We investigate experimental results from a direct shear friction apparatus, where a fault was formed by pressing mature, worn surfaces of two polymethyl methacrylate (PMMA) samples on top of each other in a dry environment. The fault was sheared until macroscopic stick-slip frictional failure occurred. Before the macro-failure small precursory seismicity nucleated from regions that also experienced aseismic slow slip. These precursory events did not cascade-up into gross fault rupture and arrested locally. Reasons as to why ruptures arrested are investigated using a 1-D rate and state friction (RSF) model. Surface profilometry of the fault surface taken \textit{a posteriori} revealed wear in the form of a bimodal Gaussian distribution of surface height.
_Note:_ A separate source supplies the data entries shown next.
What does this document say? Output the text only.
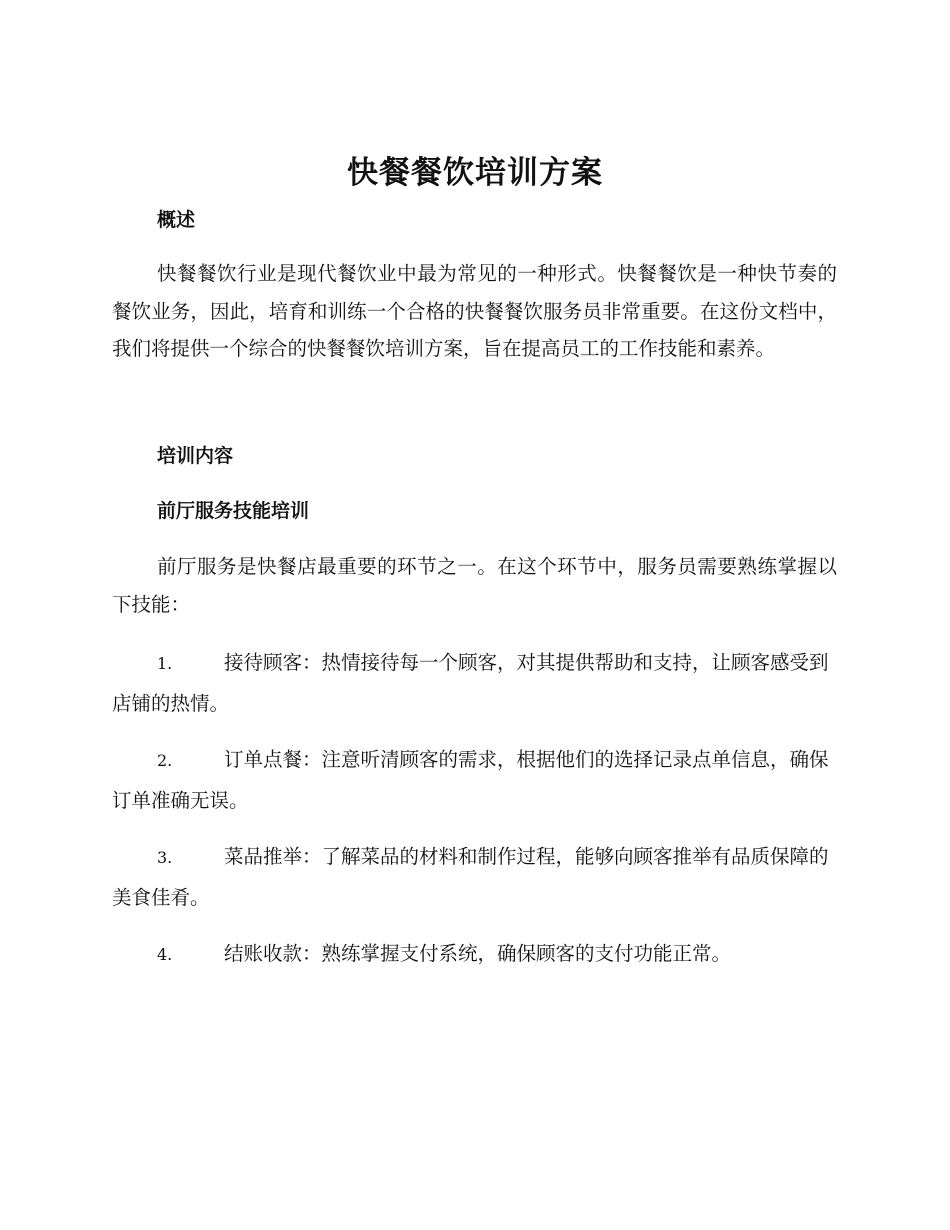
快餐餐饮培训方案
概述

快餐餐饮行业是现代餐饮业中最为常见的一种形式。快餐餐饮是一种快节奏的餐饮业务，因此，培育和训练一个合格的快餐餐饮服务员非常重要。在这份文档中，我们将提供一个综合的快餐餐饮培训方案，旨在提高员工的工作技能和素养。

培训内容
前厅服务技能培训

前厅服务是快餐店最重要的环节之一。在这个环节中，服务员需要熟练掌握以下技能：

1.	接待顾客：热情接待每一个顾客，对其提供帮助和支持，让顾客感受到店铺的热情。

2.	订单点餐：注意听清顾客的需求，根据他们的选择记录点单信息，确保订单准确无误。

3.	菜品推举：了解菜品的材料和制作过程，能够向顾客推举有品质保障的美食佳肴。

4.	结账收款：熟练掌握支付系统，确保顾客的支付功能正常。
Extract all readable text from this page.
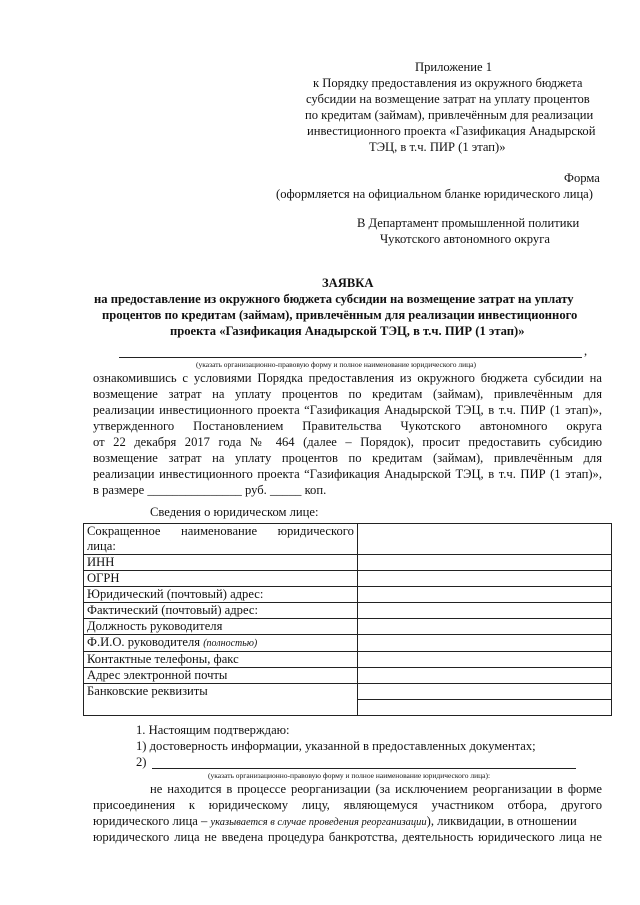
Приложение 1
к Порядку предоставления из окружного бюджета
субсидии на возмещение затрат на уплату процентов
по кредитам (займам), привлечённым для реализации
инвестиционного проекта «Газификация Анадырской
ТЭЦ, в т.ч. ПИР (1 этап)»
Форма
(оформляется на официальном бланке юридического лица)
В Департамент промышленной политики
Чукотского автономного округа
ЗАЯВКА
на предоставление из окружного бюджета субсидии на возмещение затрат на уплату
процентов по кредитам (займам), привлечённым для реализации инвестиционного
проекта «Газификация Анадырской ТЭЦ, в т.ч. ПИР (1 этап)»
,
(указать организационно-правовую форму и полное наименование юридического лица)
ознакомившись с условиями Порядка предоставления из окружного бюджета субсидии на
возмещение затрат на уплату процентов по кредитам (займам), привлечённым для
реализации инвестиционного проекта “Газификация Анадырской ТЭЦ, в т.ч. ПИР (1 этап)»,
утвержденного Постановлением Правительства Чукотского автономного округа
от 22 декабря 2017 года № 464 (далее – Порядок), просит предоставить субсидию
возмещение затрат на уплату процентов по кредитам (займам), привлечённым для
реализации инвестиционного проекта “Газификация Анадырской ТЭЦ, в т.ч. ПИР (1 этап)»,
в размере _______________ руб. _____ коп.
Сведения о юридическом лице:
Сокращенное наименование юридического
лица:	
ИНН	
ОГРН	
Юридический (почтовый) адрес:	
Фактический (почтовый) адрес:	
Должность руководителя	
Ф.И.О. руководителя (полностью)	
Контактные телефоны, факс	
Адрес электронной почты	
Банковские реквизиты	
1. Настоящим подтверждаю:
1) достоверность информации, указанной в предоставленных документах;
2)
(указать организационно-правовую форму и полное наименование юридического лица):
не находится в процессе реорганизации (за исключением реорганизации в форме
присоединения к юридическому лицу, являющемуся участником отбора, другого
юридического лица – указывается в случае проведения реорганизации), ликвидации, в отношении
юридического лица не введена процедура банкротства, деятельность юридического лица не
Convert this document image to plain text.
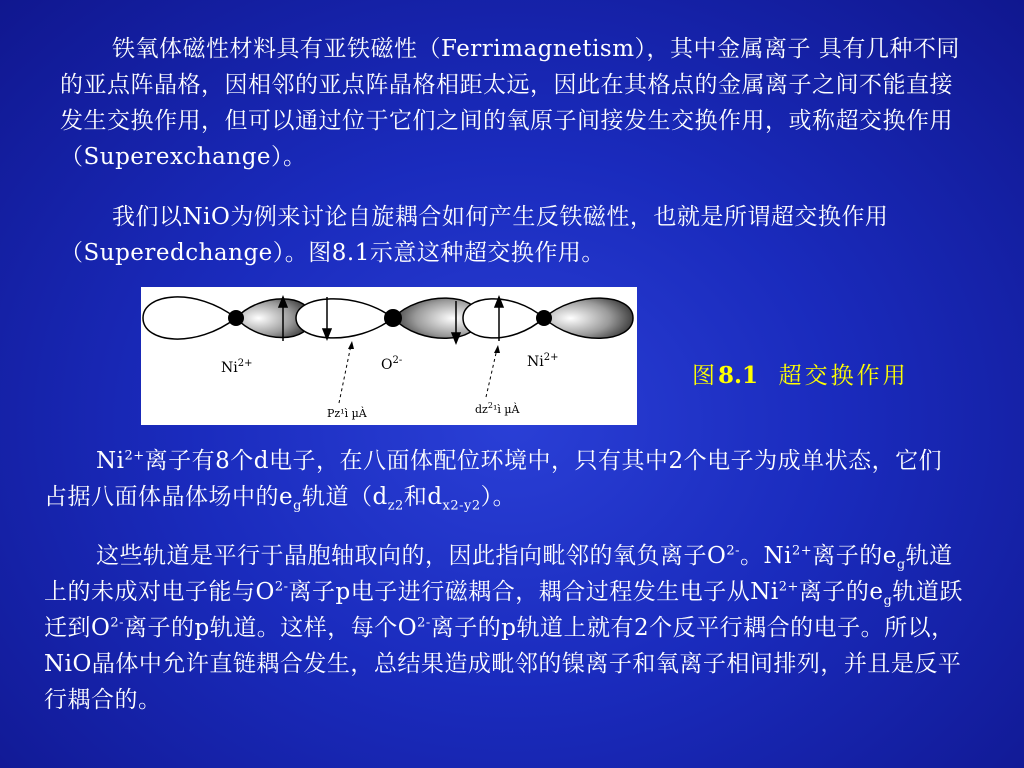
铁氧体磁性材料具有亚铁磁性（Ferrimagnetism），其中金属离子 具有几种不同的亚点阵晶格，因相邻的亚点阵晶格相距太远，因此在其格点的金属离子之间不能直接发生交换作用，但可以通过位于它们之间的氧原子间接发生交换作用，或称超交换作用（Superexchange）。

我们以NiO为例来讨论自旋耦合如何产生反铁磁性，也就是所谓超交换作用（Superedchange）。图8.1示意这种超交换作用。

$Ni^{2+}$	$O^{2-}$	$Ni^{2+}$
Pz¹ì µÀ	$dz^2^1ì$ µÀ
图8.1 超交换作用

$Ni^{2+}$离子有8个d电子，在八面体配位环境中，只有其中2个电子为成单状态，它们占据八面体晶体场中的$e_g$轨道（$d_{z2}$和$d_{x2-y2}$）。

这些轨道是平行于晶胞轴取向的，因此指向毗邻的氧负离子$O^{2-}$。$Ni^{2+}$离子的$e_g$轨道上的未成对电子能与$O^{2-}$离子p电子进行磁耦合，耦合过程发生电子从$Ni^{2+}$离子的$e_g$轨道跃迁到$O^{2-}$离子的p轨道。这样，每个$O^{2-}$离子的p轨道上就有2个反平行耦合的电子。所以，NiO晶体中允许直链耦合发生，总结果造成毗邻的镍离子和氧离子相间排列，并且是反平行耦合的。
In our model, this unique distribution of surface roughness is determined to be a proxy for the heterogeneous spatial description of the critical slip distance $D_{c}$. We assume that smooth (polished) sections of fault exhibited lower $D_{c}$ than rougher sections of the bimodal Gaussian roughness profile. We used a quasi-dynamic RSF model that determined localized seismicity initiated at the smooth sections. Source properties: average slip $\delta$, seismic moment $M_{0}$, stress drop $\Delta \tau$ and fracture energy $G^{’}$, were determined for each event. We compare the numerically modeled source properties to experimental source characteristics inferred from seismological estimates using an array of acoustic emission sensors from a concerted study. We discuss similarities, discrepancies and assumptions between these two independent models (kinematic and dynamic) used to study earthquakes for the first time in the laboratory.